E2545. Post-Treatment In-Situ Pulmonary Artery Thrombosis
  1. Nahyun Jo; University of Texas Medical Branch
  2. Carol Wu; University of Texas MD Anderson Cancer Center
  3. Girish Shroff; University of Texas MD Anderson Cancer Center
  4. Marcelo Benveniste; University of Texas MD Anderson Cancer Center
  5. Myelene Truong; University of Texas MD Anderson Cancer Center
  6. Sanjana Dhakshinamoorthy; No Affiliation
  7. Jitesh Ahuja; University of Texas MD Anderson Cancer Center
In-situ pulmonary artery thrombosis (PAT) is a well-described complication in the pulmonary artery (PA) stump after pneumonectomy or lobectomy. Recently in-situ PAT has also been described as a complication of radiation therapy (RT), specifically in patients receiving radiation therapy for chest malignancies. It is important to distinguish this entity from other causes of filling defects in the PA, specifically acute pulmonary embolism (PE), as management and prognosis differ.

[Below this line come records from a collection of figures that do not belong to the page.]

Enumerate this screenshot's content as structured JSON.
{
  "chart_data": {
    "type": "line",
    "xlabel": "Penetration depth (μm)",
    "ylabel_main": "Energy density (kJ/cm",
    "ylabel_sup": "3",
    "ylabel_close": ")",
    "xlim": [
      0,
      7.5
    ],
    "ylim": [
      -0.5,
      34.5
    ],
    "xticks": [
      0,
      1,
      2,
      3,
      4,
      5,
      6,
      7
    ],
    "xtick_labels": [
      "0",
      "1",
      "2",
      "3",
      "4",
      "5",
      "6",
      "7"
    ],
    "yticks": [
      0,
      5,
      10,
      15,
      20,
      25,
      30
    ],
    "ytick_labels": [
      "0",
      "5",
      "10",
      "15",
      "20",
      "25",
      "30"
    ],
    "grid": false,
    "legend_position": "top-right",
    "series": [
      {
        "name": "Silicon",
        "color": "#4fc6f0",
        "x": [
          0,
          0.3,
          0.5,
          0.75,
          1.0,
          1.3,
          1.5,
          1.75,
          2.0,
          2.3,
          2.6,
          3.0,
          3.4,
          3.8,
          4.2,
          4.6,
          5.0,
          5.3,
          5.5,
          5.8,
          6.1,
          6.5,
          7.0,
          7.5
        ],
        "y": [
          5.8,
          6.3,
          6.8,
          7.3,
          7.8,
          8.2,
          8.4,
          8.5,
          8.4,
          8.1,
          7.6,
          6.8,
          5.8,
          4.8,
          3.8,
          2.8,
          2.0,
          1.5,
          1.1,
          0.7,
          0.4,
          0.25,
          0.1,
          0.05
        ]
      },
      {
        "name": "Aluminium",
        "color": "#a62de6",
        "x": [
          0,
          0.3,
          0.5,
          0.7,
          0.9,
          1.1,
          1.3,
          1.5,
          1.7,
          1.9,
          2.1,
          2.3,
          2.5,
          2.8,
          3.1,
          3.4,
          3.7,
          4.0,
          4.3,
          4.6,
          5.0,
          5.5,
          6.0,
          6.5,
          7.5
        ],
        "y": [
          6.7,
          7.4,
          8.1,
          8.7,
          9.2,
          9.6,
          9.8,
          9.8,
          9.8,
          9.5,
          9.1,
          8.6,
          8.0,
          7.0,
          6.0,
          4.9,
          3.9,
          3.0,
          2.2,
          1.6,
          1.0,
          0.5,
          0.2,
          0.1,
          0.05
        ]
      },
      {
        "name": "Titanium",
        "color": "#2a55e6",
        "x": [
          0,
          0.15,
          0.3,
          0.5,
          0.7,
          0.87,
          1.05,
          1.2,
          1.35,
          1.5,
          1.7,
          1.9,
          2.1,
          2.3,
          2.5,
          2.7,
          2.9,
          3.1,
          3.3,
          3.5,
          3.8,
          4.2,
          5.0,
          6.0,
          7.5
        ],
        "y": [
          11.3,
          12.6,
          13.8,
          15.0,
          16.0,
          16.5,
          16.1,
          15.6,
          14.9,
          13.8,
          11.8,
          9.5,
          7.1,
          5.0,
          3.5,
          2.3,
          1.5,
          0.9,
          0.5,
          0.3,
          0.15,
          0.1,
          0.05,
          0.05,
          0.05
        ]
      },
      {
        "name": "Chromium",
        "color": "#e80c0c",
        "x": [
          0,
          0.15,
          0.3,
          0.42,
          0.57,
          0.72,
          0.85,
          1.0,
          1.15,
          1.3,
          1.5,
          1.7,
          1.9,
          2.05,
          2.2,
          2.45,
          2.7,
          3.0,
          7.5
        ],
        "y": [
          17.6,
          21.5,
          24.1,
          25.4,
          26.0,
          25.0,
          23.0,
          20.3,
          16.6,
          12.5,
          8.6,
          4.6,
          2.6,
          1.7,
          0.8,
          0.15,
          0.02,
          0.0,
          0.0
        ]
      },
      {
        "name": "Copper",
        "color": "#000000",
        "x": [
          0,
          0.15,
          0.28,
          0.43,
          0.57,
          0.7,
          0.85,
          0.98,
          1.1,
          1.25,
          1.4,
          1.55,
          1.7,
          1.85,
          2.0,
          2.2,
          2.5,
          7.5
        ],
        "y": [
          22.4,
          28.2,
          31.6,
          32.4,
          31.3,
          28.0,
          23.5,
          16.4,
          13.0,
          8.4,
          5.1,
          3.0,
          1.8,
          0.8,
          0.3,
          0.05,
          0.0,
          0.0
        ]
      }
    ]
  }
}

Educational Goals / Teaching Points
In this educational exhibit, we will describe proposed pathophysiology of in-situ PAT, illustrate imaging findings, and discuss the differential diagnosis of PAT.

Key Anatomic/Physiologic Issues and Imaging Findings/Techniques
In-situ PAT pathophysiology is different from that of acute PE. Acute PE is related to thrombi formed in a distal deep vein that dislodge and travel to the pulmonary arteries. In comparison, PAT forms within the pulmonary artery. The essential pathophysiology of in-situ PAT following lung surgery or radiation therapy is based on Virchow’s triad (hypercoagulability, stasis, endothelial damage). Both lung surgery and RT result in inflammation and endothelial injury of PA. PA stump after pneumonectomy or lobectomy causes blood stasis. Similarly, fibrotic changes in the lungs from RT cause stasis of blood in PA supplying the fibrotic lung. The patient’s malignancy induces a hypercoagulable state that completes Virchow’s triad within the PA. In-situ PAT has distinctive imaging features that help to distinguish it from acute PE. Acute PE is typically described as a central filling defect surrounded by the contrast and may cause bulging of the affected vessel. PE often forms an acute angle to the vessel wall. In contrast, PAT is eccentric and forms an obtuse angle to the vessel wall. It is often solitary, seen in the PA stump or within the radiation therapy plan. The differential diagnosis for PAT, other than acute PE, includes tumor embolism and pulmonary artery sarcoma. Sarcoma, breast, hepatocellular, or renal cell carcinoma are common tumors that can lead to tumor emboli. Vascular dilation, beaded appearance, contrast enhancement, and FDG avidity on PET-CT help differentiate tumor emboli from bland thromboembolic diseases. Pulmonary artery sarcoma, an extremely rare cause of PA filling defects, shows the lobulated border, vessel expansion, extraluminal extension, heterogenous soft tissue with hemorrhage or necrosis, and contrast enhancement. Hypermetabolism on fluoro-2-deoxy-D-glucose PET-CT, typically seen with sarcomas and tumor emboli and not with bland thromboembolism, can help narrow the differential diagnosis.

In-situ PAT can be seen after lung surgery and radiation therapy. Understanding and accurately diagnosing PAT may assist in an appropriate treatment strategy.